Our first day's march was a very long one. Path in the ordinary acceptance of the term there was none. Hour after hour, mile after mile, we passed on, in the under-gloom of the great forest. The pace made by the Fans, who are infinitely the most rapid Africans I have ever come across, severely tired the Ajumba, who are canoe men, and who had been as fresh as paint, after their exceedingly long day's paddling from Arevooma to M'fetta. Ngouta, the Igalwa interpreter, felt pumped, and said as much, very early in the day. I regretted very much having brought him; for, from a mixture of nervous exhaustion arising from our M'fetta experiences, and a touch of chill he had almost entirely lost his voice, and I feared would fall sick. The Fans were evidently quite at home in the forest, and strode on over fallen trees and rocks with an easy, graceful stride. What saved us weaklings was the Fans' appetites; every two hours they sat down, and had a snack of a pound or so of meat and aguma apiece, followed by a pipe of tobacco. We used to come up with them at these halts. Ngouta and the Ajumba used to sit down, and rest with them, and I also, for a few minutes, for a rest and chat, and then I would go on alone, thus getting a good start. I got a good start, in the other meaning of the word, on the afternoon of the first day when descending into a ravine.

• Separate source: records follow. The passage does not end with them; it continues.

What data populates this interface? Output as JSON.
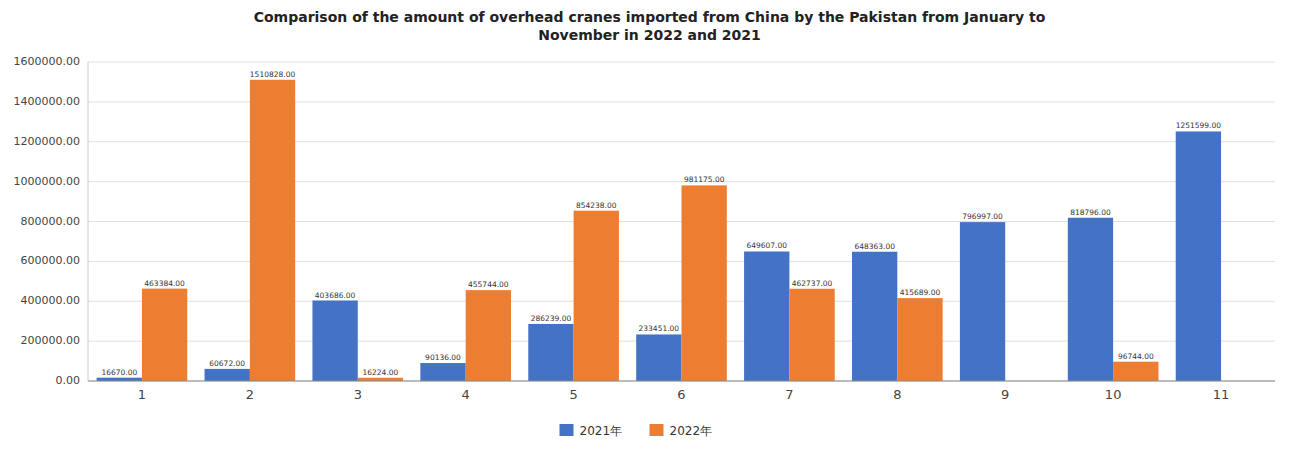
{
  "chart_data": {
    "type": "bar",
    "title": "Comparison of the amount of overhead cranes imported from China by the Pakistan from January to\nNovember in 2022 and 2021",
    "categories": [
      "1",
      "2",
      "3",
      "4",
      "5",
      "6",
      "7",
      "8",
      "9",
      "10",
      "11"
    ],
    "series": [
      {
        "name": "2021年",
        "color": "#4472c4",
        "values": [
          16670,
          60672,
          403686,
          90136,
          286239,
          233451,
          649607,
          648363,
          796997,
          818796,
          1251599
        ],
        "value_labels": [
          "16670.00",
          "60672.00",
          "403686.00",
          "90136.00",
          "286239.00",
          "233451.00",
          "649607.00",
          "648363.00",
          "796997.00",
          "818796.00",
          "1251599.00"
        ]
      },
      {
        "name": "2022年",
        "color": "#ed7d31",
        "values": [
          463384,
          1510828,
          16224,
          455744,
          854238,
          981175,
          462737,
          415689,
          0,
          96744,
          0
        ],
        "value_labels": [
          "463384.00",
          "1510828.00",
          "16224.00",
          "455744.00",
          "854238.00",
          "981175.00",
          "462737.00",
          "415689.00",
          null,
          "96744.00",
          null
        ]
      }
    ],
    "ylim": [
      0,
      1600000
    ],
    "yticks": [
      {
        "value": 0,
        "label": "0.00"
      },
      {
        "value": 200000,
        "label": "200000.00"
      },
      {
        "value": 400000,
        "label": "400000.00"
      },
      {
        "value": 600000,
        "label": "600000.00"
      },
      {
        "value": 800000,
        "label": "800000.00"
      },
      {
        "value": 1000000,
        "label": "1000000.00"
      },
      {
        "value": 1200000,
        "label": "1200000.00"
      },
      {
        "value": 1400000,
        "label": "1400000.00"
      },
      {
        "value": 1600000,
        "label": "1600000.00"
      }
    ],
    "grid": true,
    "legend": "bottom",
    "data_labels": true
  }
}
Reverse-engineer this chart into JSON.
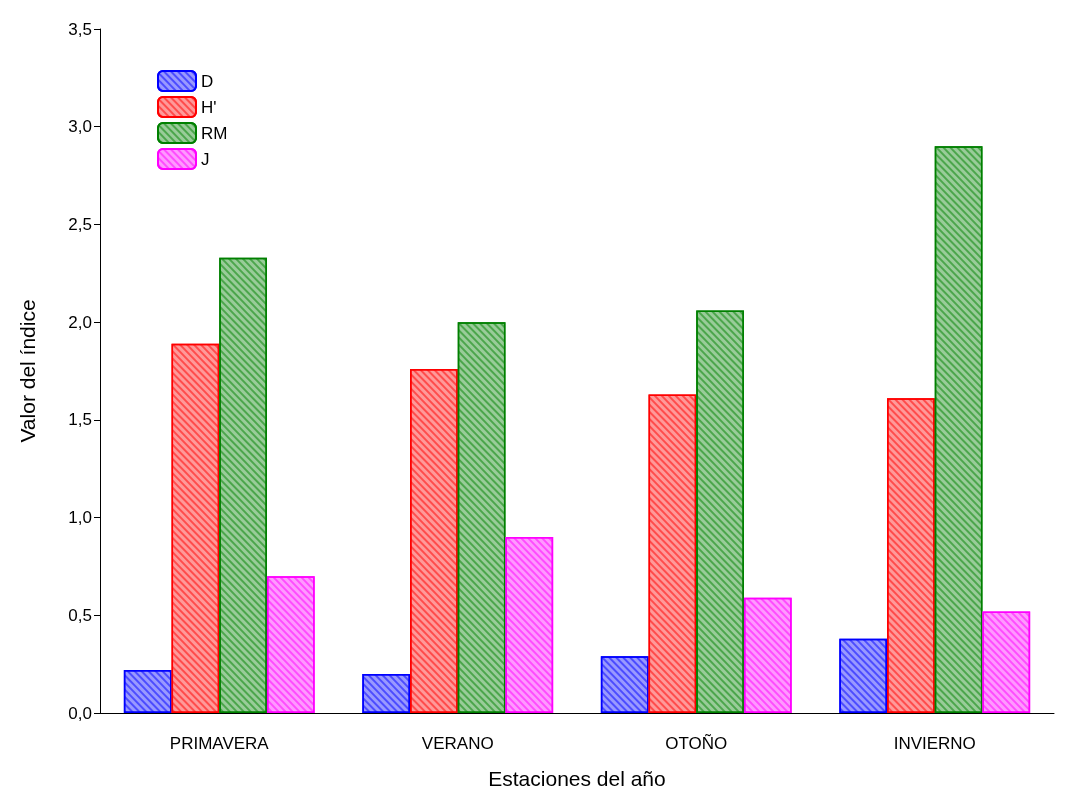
{
  "chart_data": {
    "type": "bar",
    "xlabel": "Estaciones del año",
    "ylabel": "Valor del índice",
    "categories": [
      "PRIMAVERA",
      "VERANO",
      "OTOÑO",
      "INVIERNO"
    ],
    "series": [
      {
        "name": "D",
        "color": "#0000ff",
        "values": [
          0.22,
          0.2,
          0.29,
          0.38
        ]
      },
      {
        "name": "H'",
        "color": "#ff0000",
        "values": [
          1.89,
          1.76,
          1.63,
          1.61
        ]
      },
      {
        "name": "RM",
        "color": "#008000",
        "values": [
          2.33,
          2.0,
          2.06,
          2.9
        ]
      },
      {
        "name": "J",
        "color": "#ff00ff",
        "values": [
          0.7,
          0.9,
          0.59,
          0.52
        ]
      }
    ],
    "ylim": [
      0,
      3.5
    ],
    "yticks": [
      {
        "value": 0,
        "label": "0,0"
      },
      {
        "value": 0.5,
        "label": "0,5"
      },
      {
        "value": 1,
        "label": "1,0"
      },
      {
        "value": 1.5,
        "label": "1,5"
      },
      {
        "value": 2,
        "label": "2,0"
      },
      {
        "value": 2.5,
        "label": "2,5"
      },
      {
        "value": 3,
        "label": "3,0"
      },
      {
        "value": 3.5,
        "label": "3,5"
      }
    ],
    "grid": false,
    "legend": "top left"
  }
}
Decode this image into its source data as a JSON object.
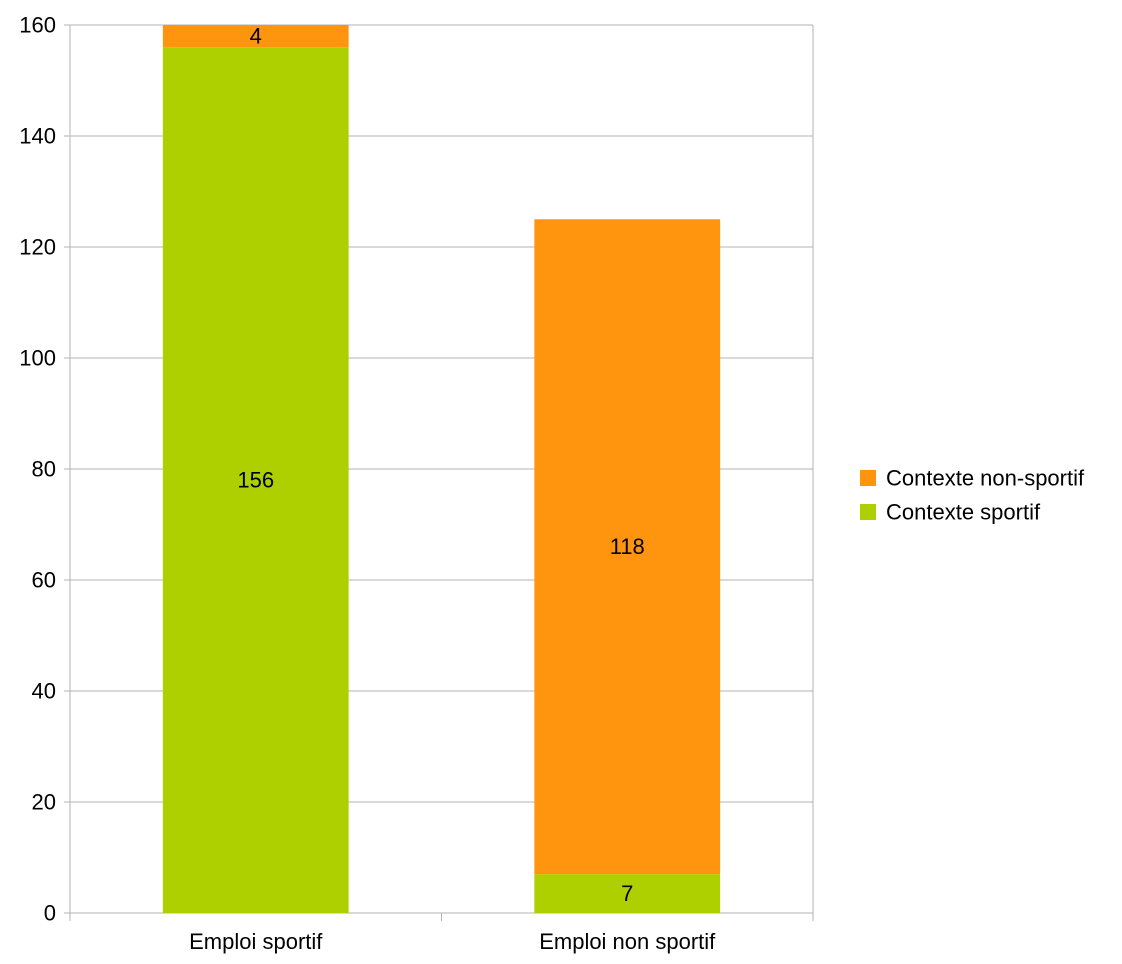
{
  "chart_data": {
    "type": "bar",
    "stacked": true,
    "categories": [
      "Emploi sportif",
      "Emploi non sportif"
    ],
    "series": [
      {
        "name": "Contexte sportif",
        "values": [
          156,
          7
        ],
        "color": "#aecf00"
      },
      {
        "name": "Contexte non-sportif",
        "values": [
          4,
          118
        ],
        "color": "#ff950e"
      }
    ],
    "ylim": [
      0,
      160
    ],
    "yticks": [
      "0",
      "20",
      "40",
      "60",
      "80",
      "100",
      "120",
      "140",
      "160"
    ],
    "grid": true,
    "legend_position": "right",
    "legend": [
      "Contexte non-sportif",
      "Contexte sportif"
    ],
    "title": "",
    "xlabel": "",
    "ylabel": ""
  }
}
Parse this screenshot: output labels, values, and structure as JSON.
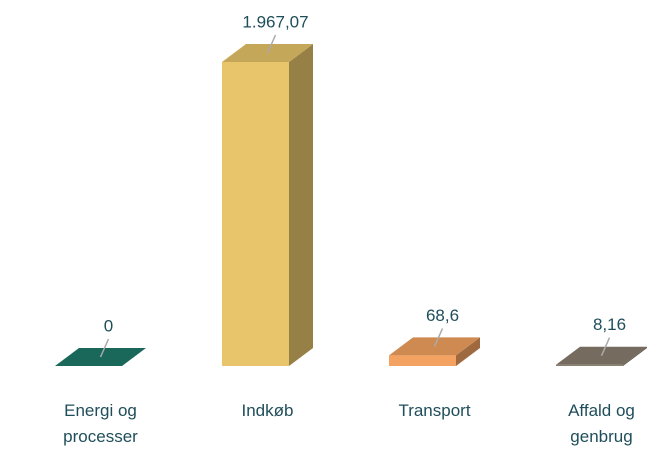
{
  "chart_data": {
    "type": "bar3d",
    "categories": [
      "Energi og processer",
      "Indkøb",
      "Transport",
      "Affald og genbrug"
    ],
    "values": [
      0,
      1967.07,
      68.6,
      8.16
    ],
    "value_labels": [
      "0",
      "1.967,07",
      "68,6",
      "8,16"
    ],
    "colors": [
      "#1f7a6a",
      "#e8c56a",
      "#f4a261",
      "#8a7f70"
    ]
  }
}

I saw in the bottom, wading and rolling in the mud, a herd of five elephants. I remembered, hastily, that your one chance when charged by several elephants is to dodge them round trees, working down wind all the time, until they lose smell and sight of you, then to lie quiet for a time, and go home. It was evident from the utter unconcern of these monsters that I was down wind now, so I had only to attend to dodging, and I promptly dodged round a tree, and lay down. Seeing they still displayed no emotion on my account, and fascinated by the novelty of the scene, I crept forward from one tree to another, until I was close enough to have hit the nearest one with a stone, and spats of mud, which they sent flying with their stamping and wallowing came flap, flap among the bushes covering me.